Seminar restorasi bumi tersebut dipandu oleh moderator Charles Bonar Sirait. Sedangkan, Sugeng dan Puspa Dewi hadir sebagai nara sumber dan memberikan pemaparan mengenai dampak penggunaan energi fosil seperti minyak, gas dan batubara.
Charles Bonar Sirait, mengatakan, sudah saatnya masyarakat Indonesia meninggalkan energi fosil dan beralih kepada energi baru terbarukan yang ramah lingkungan.
“Kami akan mendorong pemerintah agar segera menerapkan perpindahan dari energi fosil ke energi non fosil.
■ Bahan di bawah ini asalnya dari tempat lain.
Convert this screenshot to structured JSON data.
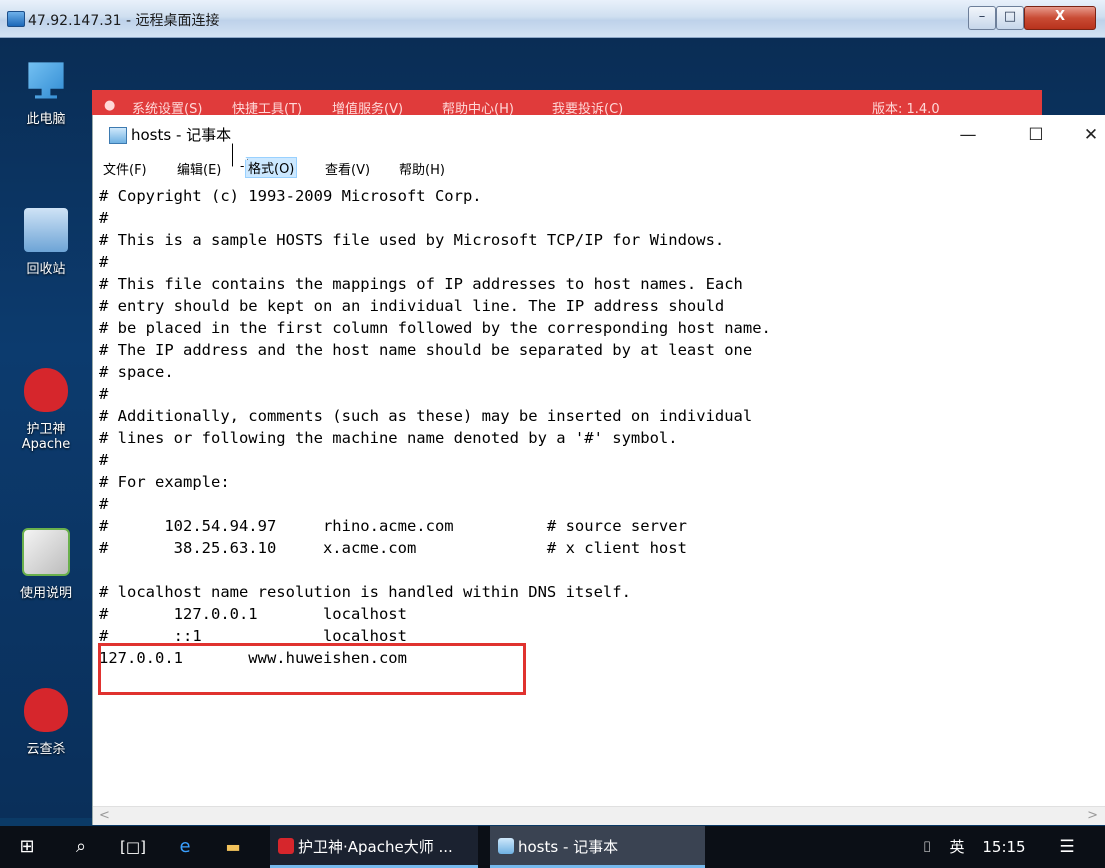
{
  "rdp": {
    "title": "47.92.147.31 - 远程桌面连接",
    "min_label": "–",
    "max_label": "□",
    "close_label": "X"
  },
  "desktop_icons": [
    {
      "label": "此电脑"
    },
    {
      "label": "回收站"
    },
    {
      "label": "护卫神"
    },
    {
      "label": "Apache"
    },
    {
      "label": "使用说明"
    },
    {
      "label": "云查杀"
    }
  ],
  "redapp": {
    "menu": [
      "系统设置(S)",
      "快捷工具(T)",
      "增值服务(V)",
      "帮助中心(H)",
      "我要投诉(C)"
    ],
    "version": "版本: 1.4.0"
  },
  "notepad": {
    "title": "hosts - 记事本",
    "min": "—",
    "max": "☐",
    "close": "✕",
    "menu": [
      "文件(F)",
      "编辑(E)",
      "格式(O)",
      "查看(V)",
      "帮助(H)"
    ],
    "lines": [
      "# Copyright (c) 1993-2009 Microsoft Corp.",
      "#",
      "# This is a sample HOSTS file used by Microsoft TCP/IP for Windows.",
      "#",
      "# This file contains the mappings of IP addresses to host names. Each",
      "# entry should be kept on an individual line. The IP address should",
      "# be placed in the first column followed by the corresponding host name.",
      "# The IP address and the host name should be separated by at least one",
      "# space.",
      "#",
      "# Additionally, comments (such as these) may be inserted on individual",
      "# lines or following the machine name denoted by a '#' symbol.",
      "#",
      "# For example:",
      "#",
      "#      102.54.94.97     rhino.acme.com          # source server",
      "#       38.25.63.10     x.acme.com              # x client host",
      "",
      "# localhost name resolution is handled within DNS itself.",
      "#\t127.0.0.1       localhost",
      "#\t::1             localhost",
      "127.0.0.1       www.huweishen.com"
    ],
    "scroll_left": "<",
    "scroll_right": ">"
  },
  "taskbar": {
    "items": [
      "护卫神·Apache大师 ...",
      "hosts - 记事本"
    ],
    "ime": "英",
    "time": "15:15"
  }
}
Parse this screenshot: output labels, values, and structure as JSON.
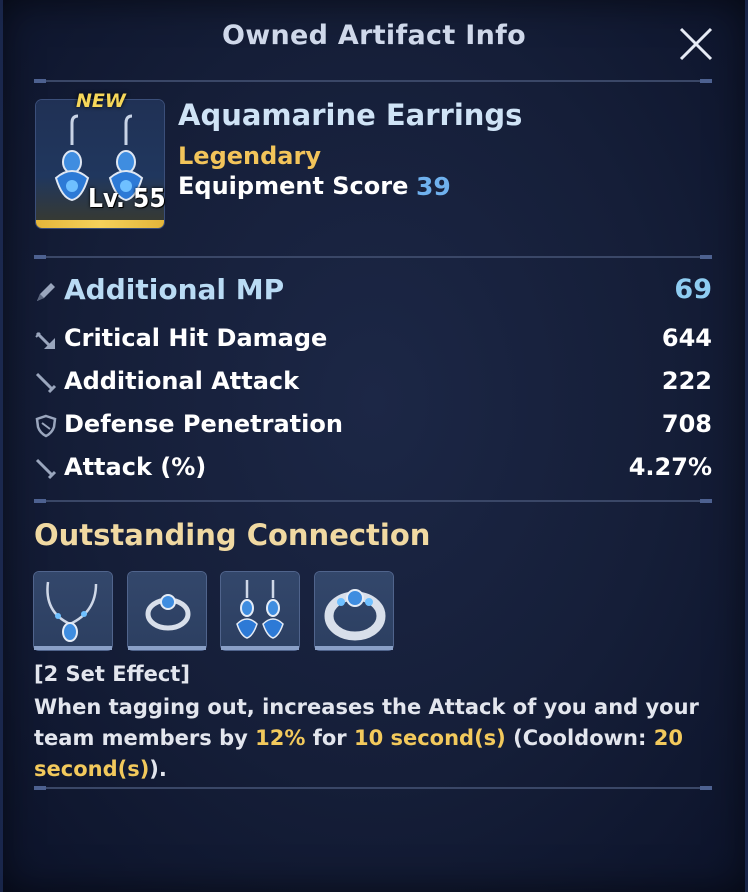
{
  "window": {
    "title": "Owned Artifact Info",
    "close_icon": "close-icon"
  },
  "item": {
    "badge_new": "NEW",
    "level": "Lv. 55",
    "name": "Aquamarine Earrings",
    "rarity": "Legendary",
    "score_label": "Equipment Score",
    "score_value": "39",
    "icon": "earrings-icon",
    "rarity_color": "#f2c45a"
  },
  "stats": [
    {
      "icon": "pen-icon",
      "label": "Additional MP",
      "value": "69"
    },
    {
      "icon": "arrow-down-right-icon",
      "label": "Critical Hit Damage",
      "value": "644"
    },
    {
      "icon": "sword-icon",
      "label": "Additional Attack",
      "value": "222"
    },
    {
      "icon": "shield-icon",
      "label": "Defense Penetration",
      "value": "708"
    },
    {
      "icon": "sword-icon",
      "label": "Attack (%)",
      "value": "4.27%"
    }
  ],
  "set": {
    "title": "Outstanding Connection",
    "pieces": [
      {
        "icon": "necklace-icon"
      },
      {
        "icon": "ring-icon"
      },
      {
        "icon": "earrings-icon"
      },
      {
        "icon": "bracelet-icon"
      }
    ],
    "effect_head": "[2 Set Effect]",
    "desc_1": "When tagging out, increases the Attack of you and your team members by ",
    "desc_pct": "12%",
    "desc_2": " for ",
    "desc_dur": "10 second(s)",
    "desc_3": " (Cooldown: ",
    "desc_cd": "20 second(s)",
    "desc_4": ")."
  },
  "colors": {
    "highlight": "#f2c95c",
    "score": "#6fb1ee",
    "set_title": "#f0d9a2"
  }
}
Agar generasi muda Indonesia tidak mengalami dampak buruk dari suhu bumi yang semakin panas di kemudian hari,” kata Bonar.
Pendeta Resort HKBP Karawang, Bernat Sitanggang, S.Th, mengatakan, seminar restorasi bumi ini merupakan salah satu bagian pelayanan gereja, khususnya Gereja HKBP Kabupaten Karawang yang ikut ambil bagian dalam pembangunan.
“Jemaat kami ada 1.500 kepala keluarga. Kami akan terus berjuang dengan rendah hati agar tetap bisa beribadah ada ambil bagian untuk pembangunan Kabupaten Karawang, kata Bernat.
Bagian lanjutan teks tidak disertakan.